Evaluation of the argument
Group Minds by Doris Lessing
1. Provide a short summary
Doris Lessing’s Group Minds talks about the fact that human nature belongs to groups.
Throughout the entire essay, Doris Lessing talks about critical thinking. What she means by critical thinking is the ability to think for ourselves and to disagree. According to Lessing, being able to think critically also means that we are educated and have our own opinions. She talks about critical thinking, because the government has a different definition of it. Indeed, the government wants us to believe that we are free-minded and independent thinkers, when in reality they just want us to obey to their rules, to agree with them and therefore stay uneducated.
Indeed, Lessing believes that the educational systems of the Western World see themselves as being “free to do as I will”, but in reality, it is through psychological and sociological experiments reveal that “we are group animals”. Humans want to belong to a group, because most people do not want to be alone and they are afraid of being outsiders.
Doris also talks about the individualists who, “stubbornly insist on telling the truth as they see it, but most give in to the majority opinion, obey the atmosphere” (Lessing 1).

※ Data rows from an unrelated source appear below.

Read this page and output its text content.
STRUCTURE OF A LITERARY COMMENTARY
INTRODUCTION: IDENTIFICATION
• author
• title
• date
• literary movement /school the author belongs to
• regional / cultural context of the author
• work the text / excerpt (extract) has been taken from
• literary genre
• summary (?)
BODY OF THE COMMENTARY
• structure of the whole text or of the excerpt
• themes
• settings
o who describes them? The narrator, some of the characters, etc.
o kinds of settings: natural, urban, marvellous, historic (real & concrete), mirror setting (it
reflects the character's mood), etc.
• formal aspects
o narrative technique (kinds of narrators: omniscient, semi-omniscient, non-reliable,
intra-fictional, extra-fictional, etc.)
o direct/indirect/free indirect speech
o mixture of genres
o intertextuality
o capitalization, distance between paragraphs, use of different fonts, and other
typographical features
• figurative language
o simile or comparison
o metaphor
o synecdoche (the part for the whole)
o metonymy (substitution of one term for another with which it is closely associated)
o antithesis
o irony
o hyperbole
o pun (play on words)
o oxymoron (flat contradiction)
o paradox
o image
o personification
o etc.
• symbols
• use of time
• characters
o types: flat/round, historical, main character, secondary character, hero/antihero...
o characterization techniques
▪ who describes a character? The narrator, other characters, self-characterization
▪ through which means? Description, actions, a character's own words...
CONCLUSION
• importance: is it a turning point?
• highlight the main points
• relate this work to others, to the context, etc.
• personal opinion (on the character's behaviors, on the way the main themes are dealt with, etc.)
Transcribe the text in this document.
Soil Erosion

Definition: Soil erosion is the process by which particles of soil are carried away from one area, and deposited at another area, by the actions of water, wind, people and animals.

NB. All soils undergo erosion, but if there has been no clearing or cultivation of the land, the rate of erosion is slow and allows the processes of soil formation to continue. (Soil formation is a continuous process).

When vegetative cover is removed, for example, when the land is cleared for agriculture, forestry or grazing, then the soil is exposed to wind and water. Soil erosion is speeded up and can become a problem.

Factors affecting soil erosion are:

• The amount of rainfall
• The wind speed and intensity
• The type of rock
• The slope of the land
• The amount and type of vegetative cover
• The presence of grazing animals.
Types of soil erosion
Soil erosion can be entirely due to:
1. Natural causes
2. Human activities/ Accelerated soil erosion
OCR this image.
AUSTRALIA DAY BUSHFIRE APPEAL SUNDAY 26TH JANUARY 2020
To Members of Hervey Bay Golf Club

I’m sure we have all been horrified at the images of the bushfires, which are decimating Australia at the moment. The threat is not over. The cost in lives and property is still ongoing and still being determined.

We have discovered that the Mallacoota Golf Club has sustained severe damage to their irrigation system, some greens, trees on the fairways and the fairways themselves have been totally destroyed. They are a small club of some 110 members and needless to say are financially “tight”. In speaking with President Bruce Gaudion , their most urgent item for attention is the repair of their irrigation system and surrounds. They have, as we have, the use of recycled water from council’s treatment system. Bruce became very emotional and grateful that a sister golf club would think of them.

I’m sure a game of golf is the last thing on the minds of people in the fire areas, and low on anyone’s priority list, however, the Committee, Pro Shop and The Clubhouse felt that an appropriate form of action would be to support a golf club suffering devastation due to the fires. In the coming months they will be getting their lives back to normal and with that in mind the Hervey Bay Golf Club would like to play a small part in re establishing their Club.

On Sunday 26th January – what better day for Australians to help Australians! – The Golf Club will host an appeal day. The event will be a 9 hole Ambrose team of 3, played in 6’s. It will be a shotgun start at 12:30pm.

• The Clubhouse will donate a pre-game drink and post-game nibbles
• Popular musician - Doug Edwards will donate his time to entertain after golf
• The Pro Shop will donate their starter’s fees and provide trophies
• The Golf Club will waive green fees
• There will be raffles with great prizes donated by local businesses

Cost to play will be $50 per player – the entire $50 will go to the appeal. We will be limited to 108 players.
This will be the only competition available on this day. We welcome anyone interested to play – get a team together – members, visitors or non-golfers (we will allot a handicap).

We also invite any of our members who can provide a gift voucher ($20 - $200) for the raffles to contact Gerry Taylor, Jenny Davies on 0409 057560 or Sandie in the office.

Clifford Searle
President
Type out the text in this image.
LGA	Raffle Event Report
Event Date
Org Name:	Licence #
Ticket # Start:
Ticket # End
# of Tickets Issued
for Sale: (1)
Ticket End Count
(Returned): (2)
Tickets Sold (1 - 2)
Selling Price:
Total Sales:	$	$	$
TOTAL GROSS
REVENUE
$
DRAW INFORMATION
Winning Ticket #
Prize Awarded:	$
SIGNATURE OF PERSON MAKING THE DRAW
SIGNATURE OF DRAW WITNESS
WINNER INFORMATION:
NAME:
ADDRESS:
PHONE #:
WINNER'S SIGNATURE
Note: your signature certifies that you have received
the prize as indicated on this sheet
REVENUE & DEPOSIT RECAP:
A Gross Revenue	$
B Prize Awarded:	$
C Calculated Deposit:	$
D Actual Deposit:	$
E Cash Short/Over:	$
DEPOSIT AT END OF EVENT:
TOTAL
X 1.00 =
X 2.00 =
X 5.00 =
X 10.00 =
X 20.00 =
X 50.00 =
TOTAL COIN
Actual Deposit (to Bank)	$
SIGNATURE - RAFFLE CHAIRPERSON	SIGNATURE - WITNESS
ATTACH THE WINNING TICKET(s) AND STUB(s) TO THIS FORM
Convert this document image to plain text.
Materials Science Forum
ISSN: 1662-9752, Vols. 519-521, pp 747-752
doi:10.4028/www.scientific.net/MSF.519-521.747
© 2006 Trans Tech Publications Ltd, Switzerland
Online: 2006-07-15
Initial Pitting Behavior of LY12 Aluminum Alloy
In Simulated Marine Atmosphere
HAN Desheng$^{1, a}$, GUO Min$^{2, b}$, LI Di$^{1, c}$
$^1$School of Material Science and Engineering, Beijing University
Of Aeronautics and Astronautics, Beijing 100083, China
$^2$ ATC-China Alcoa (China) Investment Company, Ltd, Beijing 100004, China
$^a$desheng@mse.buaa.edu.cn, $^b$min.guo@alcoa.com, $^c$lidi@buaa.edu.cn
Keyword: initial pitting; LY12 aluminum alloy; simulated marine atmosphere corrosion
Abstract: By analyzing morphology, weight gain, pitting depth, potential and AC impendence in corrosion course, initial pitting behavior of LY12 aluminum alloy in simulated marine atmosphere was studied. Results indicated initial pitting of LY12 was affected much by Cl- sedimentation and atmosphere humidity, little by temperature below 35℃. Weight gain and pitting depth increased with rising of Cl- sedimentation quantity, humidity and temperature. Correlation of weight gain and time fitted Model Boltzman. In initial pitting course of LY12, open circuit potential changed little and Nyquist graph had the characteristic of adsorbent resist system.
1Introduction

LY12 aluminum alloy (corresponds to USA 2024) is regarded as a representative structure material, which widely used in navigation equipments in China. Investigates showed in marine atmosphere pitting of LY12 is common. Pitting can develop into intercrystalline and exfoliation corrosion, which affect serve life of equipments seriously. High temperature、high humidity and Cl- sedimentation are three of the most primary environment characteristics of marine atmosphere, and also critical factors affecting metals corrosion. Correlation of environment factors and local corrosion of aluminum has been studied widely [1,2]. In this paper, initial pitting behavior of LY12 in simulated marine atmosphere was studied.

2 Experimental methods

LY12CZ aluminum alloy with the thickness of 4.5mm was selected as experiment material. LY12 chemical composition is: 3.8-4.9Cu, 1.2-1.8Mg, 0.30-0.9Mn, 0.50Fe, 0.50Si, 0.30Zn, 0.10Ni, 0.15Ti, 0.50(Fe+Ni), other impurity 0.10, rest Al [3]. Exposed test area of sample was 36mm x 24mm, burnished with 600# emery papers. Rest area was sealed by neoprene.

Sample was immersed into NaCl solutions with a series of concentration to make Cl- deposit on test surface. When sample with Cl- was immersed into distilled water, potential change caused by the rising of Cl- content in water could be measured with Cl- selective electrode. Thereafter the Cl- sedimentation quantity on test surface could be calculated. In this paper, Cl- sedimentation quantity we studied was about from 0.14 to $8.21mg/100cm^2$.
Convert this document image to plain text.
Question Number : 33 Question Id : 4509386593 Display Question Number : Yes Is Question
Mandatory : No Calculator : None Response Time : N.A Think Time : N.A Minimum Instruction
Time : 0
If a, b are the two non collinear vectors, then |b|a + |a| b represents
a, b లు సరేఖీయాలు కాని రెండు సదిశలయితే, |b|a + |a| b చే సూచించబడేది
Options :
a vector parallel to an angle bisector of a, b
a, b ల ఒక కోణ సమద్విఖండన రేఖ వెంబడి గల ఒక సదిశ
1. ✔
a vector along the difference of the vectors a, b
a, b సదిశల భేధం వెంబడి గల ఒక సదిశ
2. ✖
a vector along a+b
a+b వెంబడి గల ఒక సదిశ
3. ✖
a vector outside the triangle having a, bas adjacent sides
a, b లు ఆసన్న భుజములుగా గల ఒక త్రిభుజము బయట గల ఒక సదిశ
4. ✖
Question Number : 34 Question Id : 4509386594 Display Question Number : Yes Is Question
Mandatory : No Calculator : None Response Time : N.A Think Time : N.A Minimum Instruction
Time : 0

Furthermore, Doris talks about the fact that we all have a lot of information about ourselves, but we do not use it to improve ourselves, which is the general idea behind her essays.
It is in this essay that Doris Lessing claims that the problem is not belonging to groups, because humans need companionship, but in not understanding the social laws that drive groups (Lessing 1). Indeed “it is the hardest thing in the world to maintain an individual dissident opinion, as a member of a group” (Lessing 1).
2. Determine the view or views the argument is opposing.
In Group Minds, Doris Lessing mainly opposes the idea that people think they are free minds as it is not true. She argues that intellectuals with a reputation are no better than anyone else, which she proves with an experiment she conducted herself.
She believes that the government is abusing its power and that it claims to be democratic when it is false. Although Lessing opposes the ideas rather than the practices of the government, she argues that the government withholds information about the human behavior from educational systems in order to keep people’s obedience to “slogans, rhetoric, leaders, and group emotions” (Lessing 6).
She also claims that it needs to be taught to children, because ‘in the last fifty or so years, the human race has become aware of a great deal of information about its mechanisms; how it behaves, how it must behave under certain circumstances. If this is to be useful, you must learn to contemplate these rules calmly” (Lessing 6).
Lessing believes this would never happen, because those in power seek to stay in power by foreclosing access to “hard information” regarding human behaviour.
3. Determine the soundness of the argument
To support her argument, Doris Lessing uses multiple experiments as evidence, which raises the issue in a serious manner.